Bei Hebelzertifikaten ist die Ermittlung des Stop-Loss-Levels kompliziert, da neben Basiswert und Hebel noch Finanzierungskosten in die Berechnung einfließen. Einige Emittenten wie HSBC Trinkaus offerieren für ihre Papiere eine Art Stoppkurs- Simulator. Für Zertifikate aller Banken bietet das smarttra.de nach Registrierung auf der Website an.

Bei Turbos mit niedrigen Hebeln können sich Anleger mit einer Faustformel behelfen. Beispiel: Ein Investor kauft ein Papier mit Hebel 2, Bezugsverhältnis 1 : 100, beim DAX-Level von 9.400 Zählern. Der Stoppkurs ist der langfristige Aufwärtstrend bei 8.600 Zählern, also 8,5 Prozent tiefer. Der Kurs des Hebelpapiers steht bei 48,09 Euro. Der Stop-Loss-Kurs errechnet sich folgendermaßen: 48,09 Euro x (100 % - 8,5 % x 2) = 39,91 Euro.

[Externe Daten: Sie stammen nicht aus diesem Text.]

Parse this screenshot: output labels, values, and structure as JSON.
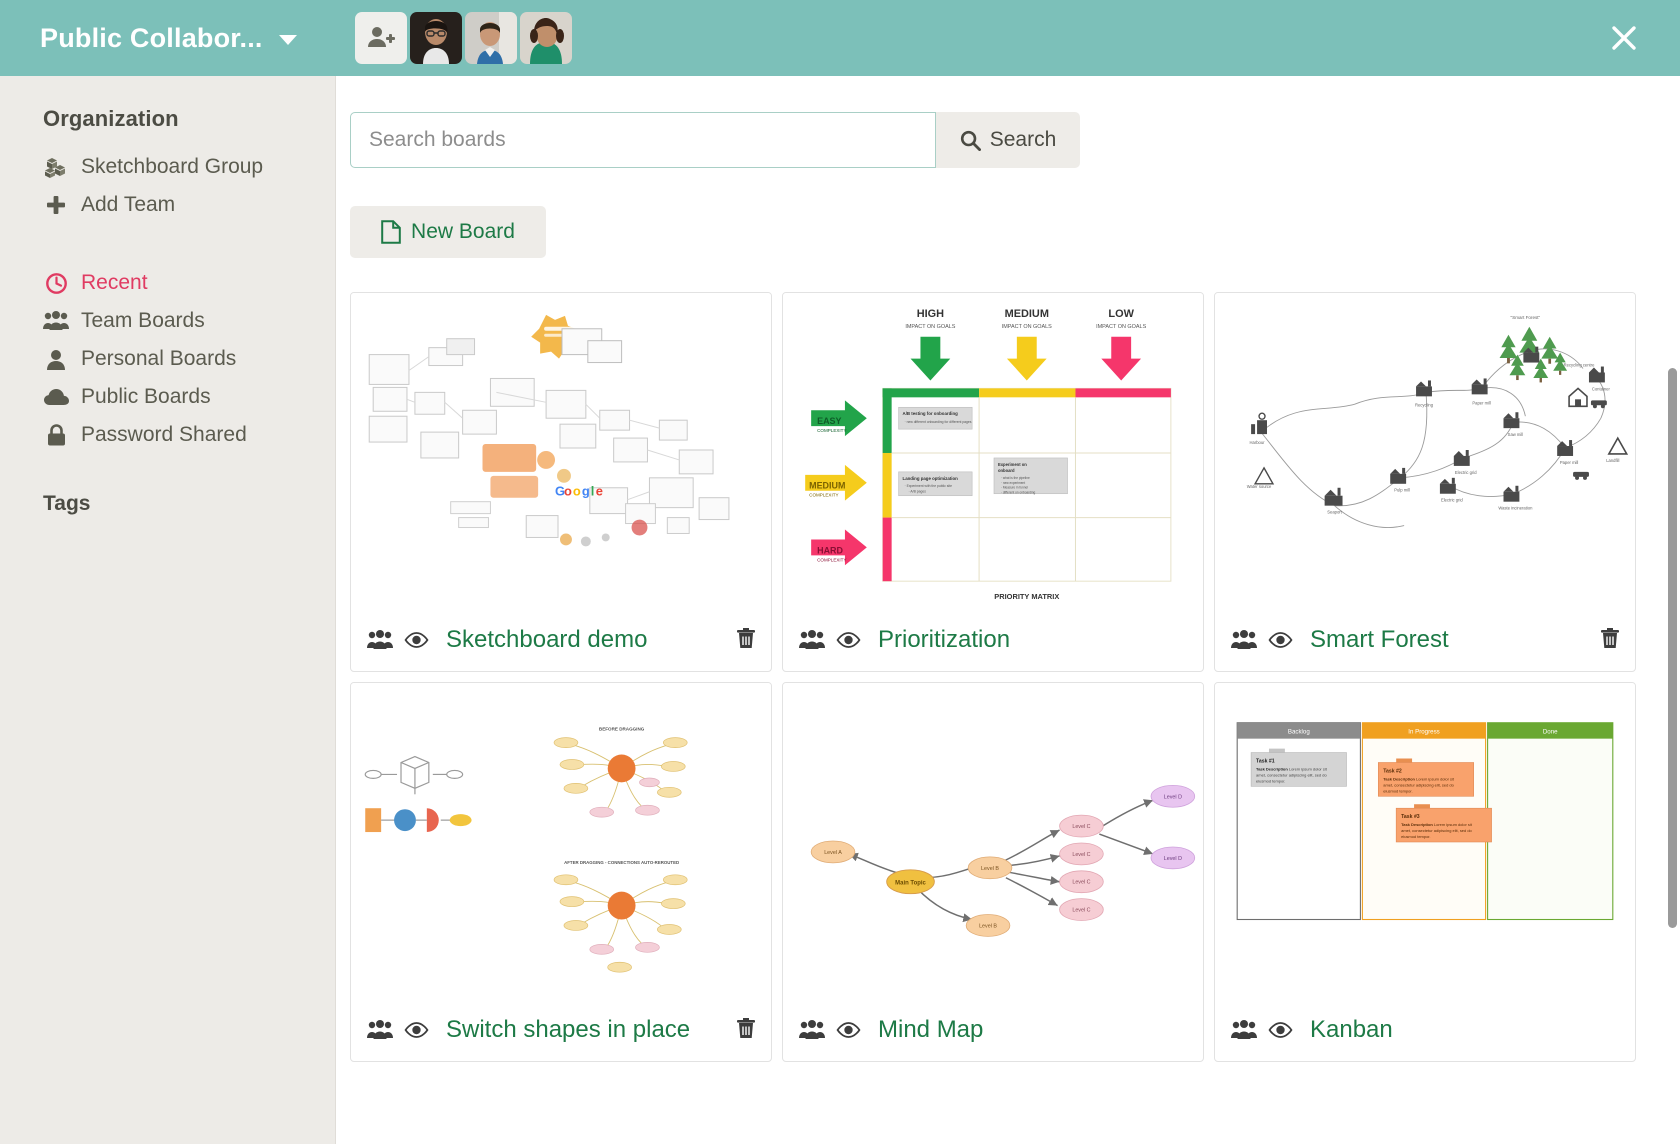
{
  "topbar": {
    "title": "Public Collabor...",
    "dropdown_icon": "chevron-down-icon",
    "close_icon": "close-icon",
    "add_user_icon": "add-user-icon",
    "avatars": [
      "user-avatar-1",
      "user-avatar-2",
      "user-avatar-3"
    ],
    "accent_color": "#7cc0b9"
  },
  "sidebar": {
    "organization_heading": "Organization",
    "org_items": [
      {
        "label": "Sketchboard Group",
        "icon": "cubes-icon"
      },
      {
        "label": "Add Team",
        "icon": "plus-icon"
      }
    ],
    "nav_items": [
      {
        "label": "Recent",
        "icon": "clock-icon",
        "active": true
      },
      {
        "label": "Team Boards",
        "icon": "users-icon",
        "active": false
      },
      {
        "label": "Personal Boards",
        "icon": "user-icon",
        "active": false
      },
      {
        "label": "Public Boards",
        "icon": "cloud-icon",
        "active": false
      },
      {
        "label": "Password Shared",
        "icon": "lock-icon",
        "active": false
      }
    ],
    "tags_heading": "Tags",
    "active_color": "#e03b62",
    "background": "#edebe7"
  },
  "search": {
    "placeholder": "Search boards",
    "value": "",
    "button_label": "Search",
    "button_icon": "search-icon"
  },
  "toolbar": {
    "new_board_label": "New Board",
    "new_board_icon": "file-icon",
    "accent_color": "#1d7a46"
  },
  "boards": [
    {
      "title": "Sketchboard demo",
      "thumb": "sketch-wireframes",
      "team_icon": "users-icon",
      "visibility_icon": "eye-icon",
      "delete_icon": "trash-icon",
      "has_delete": true
    },
    {
      "title": "Prioritization",
      "thumb": "priority-matrix",
      "team_icon": "users-icon",
      "visibility_icon": "eye-icon",
      "delete_icon": "trash-icon",
      "has_delete": false
    },
    {
      "title": "Smart Forest",
      "thumb": "smart-forest-network",
      "team_icon": "users-icon",
      "visibility_icon": "eye-icon",
      "delete_icon": "trash-icon",
      "has_delete": true
    },
    {
      "title": "Switch shapes in place",
      "thumb": "switch-shapes",
      "team_icon": "users-icon",
      "visibility_icon": "eye-icon",
      "delete_icon": "trash-icon",
      "has_delete": true
    },
    {
      "title": "Mind Map",
      "thumb": "mind-map",
      "team_icon": "users-icon",
      "visibility_icon": "eye-icon",
      "delete_icon": "trash-icon",
      "has_delete": false
    },
    {
      "title": "Kanban",
      "thumb": "kanban-board",
      "team_icon": "users-icon",
      "visibility_icon": "eye-icon",
      "delete_icon": "trash-icon",
      "has_delete": false
    }
  ],
  "thumbnails": {
    "priority_matrix": {
      "caption": "PRIORITY MATRIX",
      "columns": [
        {
          "label": "HIGH",
          "sublabel": "IMPACT ON GOALS",
          "color": "#22a44a"
        },
        {
          "label": "MEDIUM",
          "sublabel": "IMPACT ON GOALS",
          "color": "#f5cc1c"
        },
        {
          "label": "LOW",
          "sublabel": "IMPACT ON GOALS",
          "color": "#f5366b"
        }
      ],
      "rows": [
        {
          "label": "EASY",
          "sublabel": "COMPLEXITY",
          "color": "#22a44a"
        },
        {
          "label": "MEDIUM",
          "sublabel": "COMPLEXITY",
          "color": "#f5cc1c"
        },
        {
          "label": "HARD",
          "sublabel": "COMPLEXITY",
          "color": "#f5366b"
        }
      ],
      "notes": [
        {
          "title": "A/B testing for onboarding",
          "col": 0,
          "row": 0
        },
        {
          "title": "Landing page optimization",
          "col": 0,
          "row": 1
        },
        {
          "title": "Experiment on onboard",
          "col": 1,
          "row": 1
        }
      ]
    },
    "kanban": {
      "columns": [
        {
          "label": "Backlog",
          "color": "#8c8c8c"
        },
        {
          "label": "In Progress",
          "color": "#f0a020"
        },
        {
          "label": "Done",
          "color": "#6aa832"
        }
      ],
      "cards": [
        {
          "title": "Task #1",
          "desc": "Task Description",
          "column": 0,
          "color": "#d4d4d4"
        },
        {
          "title": "Task #2",
          "desc": "Task Description",
          "column": 1,
          "color": "#f9a26c"
        },
        {
          "title": "Task #3",
          "desc": "Task Description",
          "column": 1,
          "color": "#f9a26c"
        }
      ]
    },
    "mind_map": {
      "root": "Main Topic",
      "level_labels": [
        "Level A",
        "Level B",
        "Level C",
        "Level D"
      ]
    },
    "switch_shapes": {
      "caption_before": "BEFORE DRAGGING",
      "caption_after": "AFTER DRAGGING - CONNECTIONS AUTO-REROUTED"
    }
  }
}
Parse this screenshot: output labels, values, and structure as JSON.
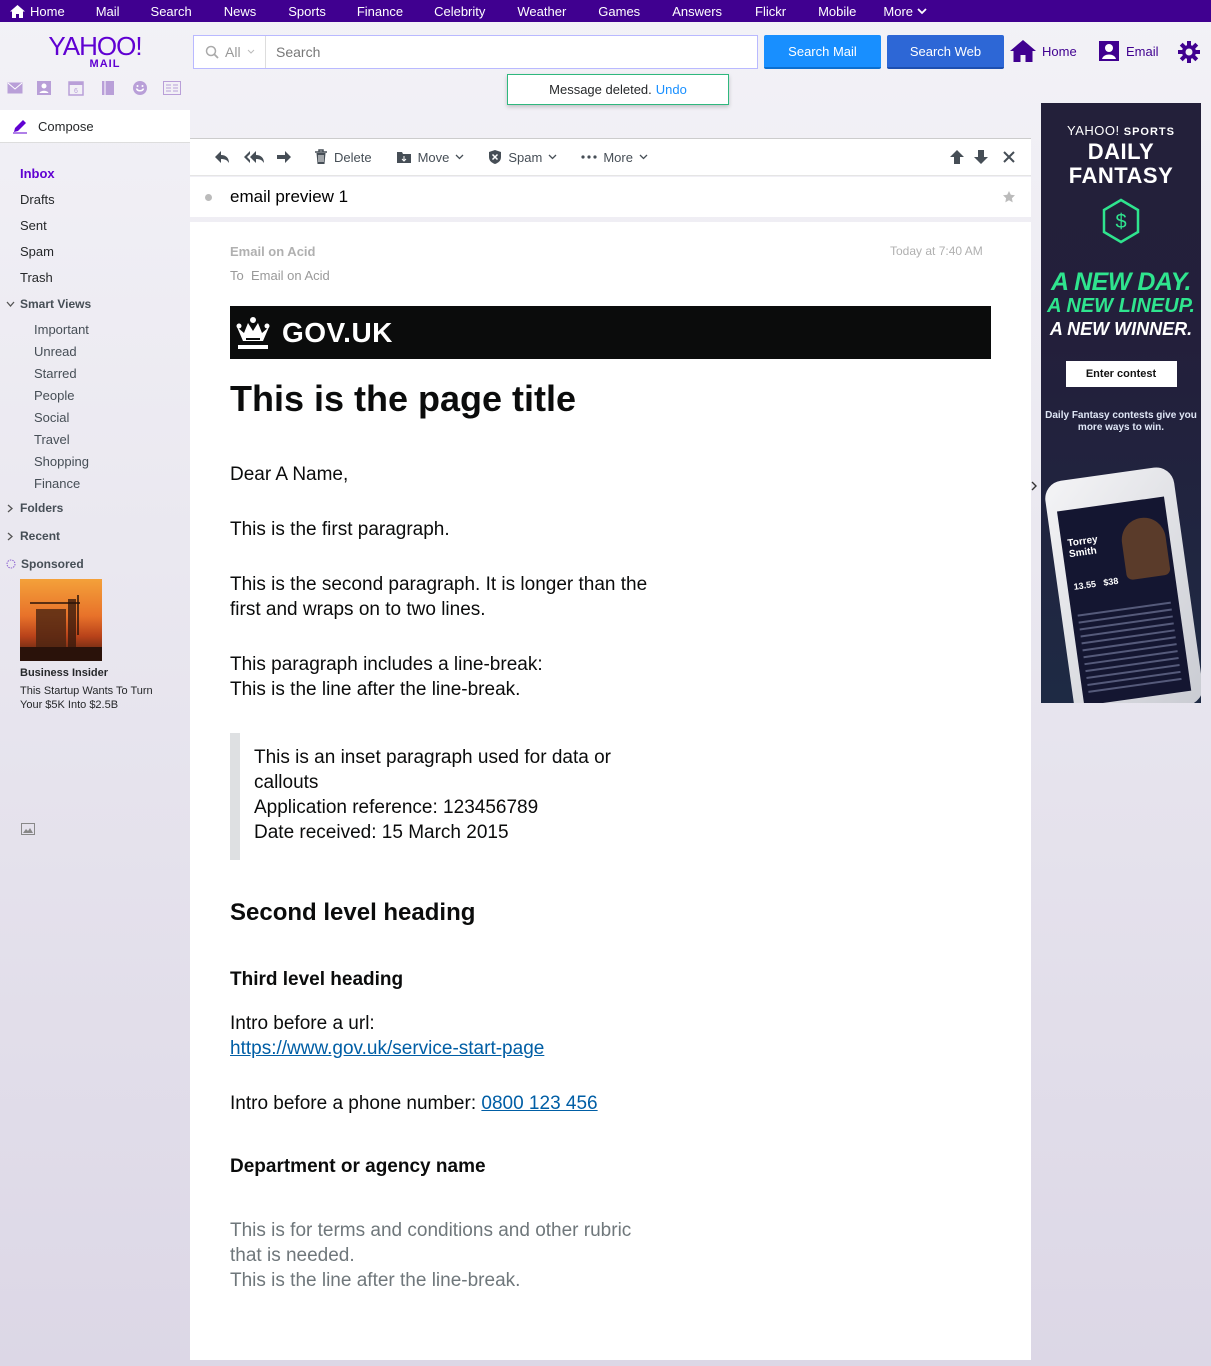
{
  "topnav": {
    "home": "Home",
    "items": [
      "Mail",
      "Search",
      "News",
      "Sports",
      "Finance",
      "Celebrity",
      "Weather",
      "Games",
      "Answers",
      "Flickr",
      "Mobile"
    ],
    "more": "More"
  },
  "logo": {
    "brand": "YAHOO!",
    "product": "MAIL"
  },
  "search": {
    "scope": "All",
    "placeholder": "Search",
    "mail_button": "Search Mail",
    "web_button": "Search Web"
  },
  "header": {
    "home": "Home",
    "email": "Email"
  },
  "toast": {
    "text": "Message deleted.",
    "undo": "Undo"
  },
  "sidebar": {
    "compose": "Compose",
    "folders": [
      "Inbox",
      "Drafts",
      "Sent",
      "Spam",
      "Trash"
    ],
    "smart_views_label": "Smart Views",
    "smart_views": [
      "Important",
      "Unread",
      "Starred",
      "People",
      "Social",
      "Travel",
      "Shopping",
      "Finance"
    ],
    "folders_label": "Folders",
    "recent_label": "Recent",
    "sponsored_label": "Sponsored",
    "sponsor_source": "Business Insider",
    "sponsor_text": "This Startup Wants To Turn Your $5K Into $2.5B"
  },
  "toolbar": {
    "delete": "Delete",
    "move": "Move",
    "spam": "Spam",
    "more": "More"
  },
  "message": {
    "subject": "email preview 1",
    "from": "Email on Acid",
    "to_label": "To",
    "to": "Email on Acid",
    "date": "Today at 7:40 AM",
    "gov_logo": "GOV.UK",
    "title": "This is the page title",
    "greeting": "Dear A Name,",
    "p1": "This is the first paragraph.",
    "p2": "This is the second paragraph. It is longer than the first and wraps on to two lines.",
    "p3a": "This paragraph includes a line-break:",
    "p3b": "This is the line after the line-break.",
    "inset_a": "This is an inset paragraph used for data or callouts",
    "inset_b": "Application reference: 123456789",
    "inset_c": "Date received: 15 March 2015",
    "h2": "Second level heading",
    "h3": "Third level heading",
    "url_intro": "Intro before a url:",
    "url": "https://www.gov.uk/service-start-page",
    "phone_intro": "Intro before a phone number:",
    "phone": "0800 123 456",
    "dept": "Department or agency name",
    "rubric_a": "This is for terms and conditions and other rubric that is needed.",
    "rubric_b": "This is the line after the line-break."
  },
  "ad": {
    "brand": "YAHOO!",
    "brand_sub": "SPORTS",
    "title1": "DAILY",
    "title2": "FANTASY",
    "line1": "A NEW DAY.",
    "line2": "A NEW LINEUP.",
    "line3": "A NEW WINNER.",
    "cta": "Enter contest",
    "small": "Daily Fantasy contests give you more ways to win.",
    "player": "Torrey Smith",
    "stat1": "13.55",
    "stat2": "$38"
  },
  "colors": {
    "nav": "#400090",
    "brand": "#6001d2",
    "search_mail": "#188fff",
    "search_web": "#2d67d6",
    "link": "#005ea5",
    "ad_green": "#2fe48e"
  }
}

Wem das alles zu aufwendig ist, für den bieten einige Zertifikatehäuser wie HSBC Trinkaus oder Commerzbank eine Alarmfunktion an. Investoren wird per SMS oder Mail sofort mitgeteilt, wenn ein Basiswert den Stoppkurs erreicht. Dann können sie ihr Zertifikat rasch verkaufen.